In accordance with the present invention, a fluidized bed was placed in the above standard installation in accordance with the embodiment shown in Figure 2. This system was designed to provide an additional biomass quantity of 2100 kg (3000 - 900). Because such a system was able to operate with a biomass with a S.S. rate of 12 g/liter (or 12 kg/m<3>), it was sufficient to build an additional volume of 2100/12, namely 175 m<3>instead of the above-mentioned 700 m<3>.

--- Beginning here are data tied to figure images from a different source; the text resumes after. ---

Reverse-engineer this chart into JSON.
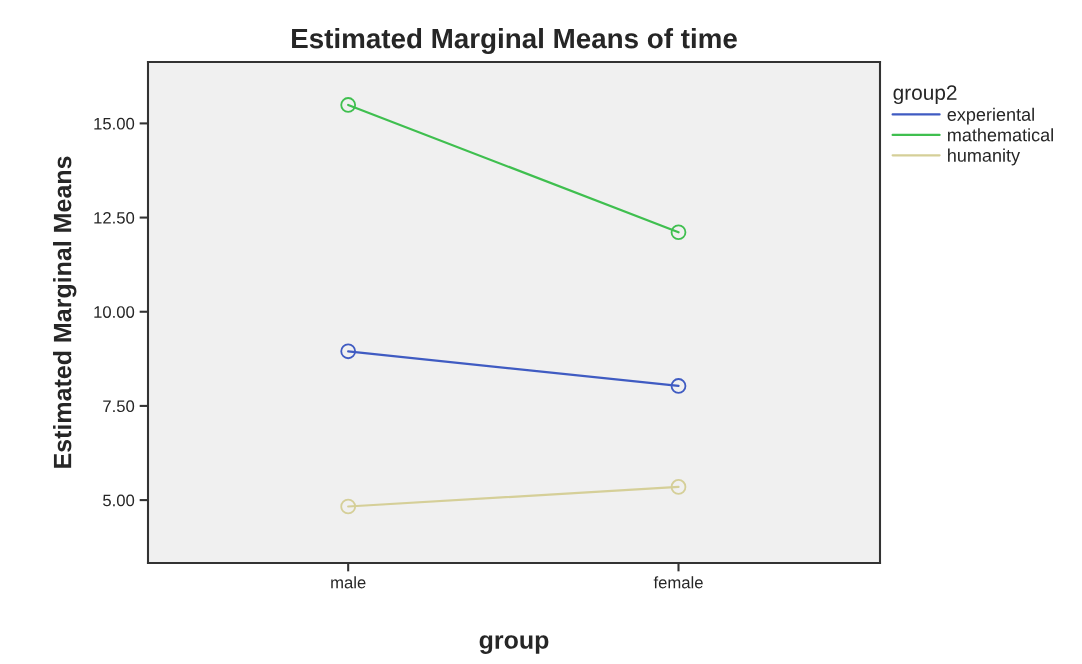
{
  "chart_data": {
    "type": "line",
    "title": "Estimated Marginal Means of time",
    "xlabel": "group",
    "ylabel": "Estimated Marginal Means",
    "legend_title": "group2",
    "categories": [
      "male",
      "female"
    ],
    "series": [
      {
        "name": "experiental",
        "color": "#3f5bc2",
        "values": [
          8.95,
          8.03
        ]
      },
      {
        "name": "mathematical",
        "color": "#3fbf4f",
        "values": [
          15.49,
          12.11
        ]
      },
      {
        "name": "humanity",
        "color": "#d5cf98",
        "values": [
          4.83,
          5.35
        ]
      }
    ],
    "ylim": [
      3.33,
      16.63
    ],
    "yticks": [
      {
        "value": 5,
        "label": "5.00"
      },
      {
        "value": 7.5,
        "label": "7.50"
      },
      {
        "value": 10,
        "label": "10.00"
      },
      {
        "value": 12.5,
        "label": "12.50"
      },
      {
        "value": 15,
        "label": "15.00"
      }
    ],
    "marker": "circle",
    "line_style": "solid",
    "grid": false,
    "legend": "top right"
  }
}
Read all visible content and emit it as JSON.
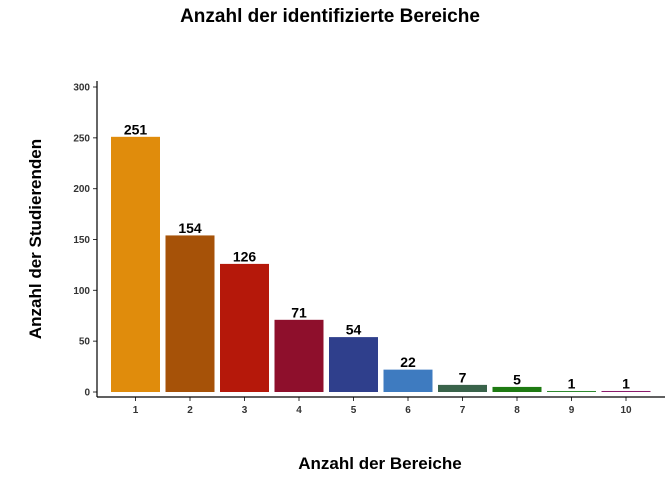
{
  "chart_data": {
    "type": "bar",
    "title": "Anzahl der identifizierte Bereiche",
    "xlabel": "Anzahl der Bereiche",
    "ylabel": "Anzahl der Studierenden",
    "categories": [
      "1",
      "2",
      "3",
      "4",
      "5",
      "6",
      "7",
      "8",
      "9",
      "10"
    ],
    "values": [
      251,
      154,
      126,
      71,
      54,
      22,
      7,
      5,
      1,
      1
    ],
    "data_labels": [
      "251",
      "154",
      "126",
      "71",
      "54",
      "22",
      "7",
      "5",
      "1",
      "1"
    ],
    "colors": [
      "#e08c0c",
      "#a65208",
      "#b5180a",
      "#8e0f2c",
      "#2f3f8c",
      "#3e7bc0",
      "#39634a",
      "#1e7a12",
      "#2e8a2e",
      "#8b1a6b"
    ],
    "ylim": [
      0,
      300
    ],
    "yticks": [
      0,
      50,
      100,
      150,
      200,
      250,
      300
    ],
    "ytick_labels": [
      "0",
      "50",
      "100",
      "150",
      "200",
      "250",
      "300"
    ],
    "grid": false,
    "legend": "none"
  }
}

The results of the experiments in the above example can be analyzed as follows: The untreated water for treatment contained 60 g of nitrogen (NH3) per m<3>water. At the end of the existing unmodified plant, there was still 38 mg/litre of nitrogen (NH3) left. By means of the installation of the fluidized layer in accordance with the present invention, it was possible to achieve a reduction to 3 mg/litre nitrogen (NH3) and a value for nitrates equal to 5 mg/litre. The amount of total nitrogen at the outlet was thus 8 mg/litre and consequently lower than the limit of 10 set by the French standard NGL2.

Claims (7)

1. Process for the purification of waste water using activated sludge to eliminate both carbon-containing pollutants and pollutants of nitrogen origin by means of a process of nitrification/denitrification, where the water remains in an activated sludge basin before being clarified, and where at least part of the mixture of sludge and water from the activated sludge pool are fed into a fluidized layer before the clarification step, characterized in that the fluidized layer is separated from the sludge pool and packed with a solid, expanded granular material. 2. Method according to claim 1, characterized in that the mixed liquid supplied to the fluidized bed is drained into an anoxic zone of the activated sludge pool while the outlet from the bed is led to an aerobic zone of the pool. 3. Method according to claim 1, characterized in that the mixed liquid supplied to the fluidized bed is drained into an aerobic zone of the activated sludge basin while the outlet from the bed is led to the top of the clarification plant. 4. Method according to claim 1, characterized in that the entire pool functions in an anoxic manner while the fluidized layer functions in a total aerobic manner. 5. Method according to claim 1, characterized in that the entire pool functions in an aerobic manner while the fluidized layer functions in an anoxic manner. 6. Method according to any one of claims 2 to 5, characterized in that a recycling of the mixed liquid from the outlet to the inlet of the activated sludge pool, or the fluidized layer, is carried out, as well as a recycling of the sludge from the outlet of the clarification plant up to the inlet of the pool , or the fluidized layer. 7. Device for the treatment of waste water using biological means for carrying out the method according to any one of claims 1 to 6, of the type which, after a possible first sedimentation tank (D), includes an activated sludge basin (B) comprising at least one aerobic (B2) and /or anaerobic (B1) zone as well as a final clarification plant (C), characterized in that it further comprises a fluidized layer (L) installed between the sedimentation tank (D) and the clarification plant (C) and separated from the zones (Blf B2) and directly connected with the pool (B).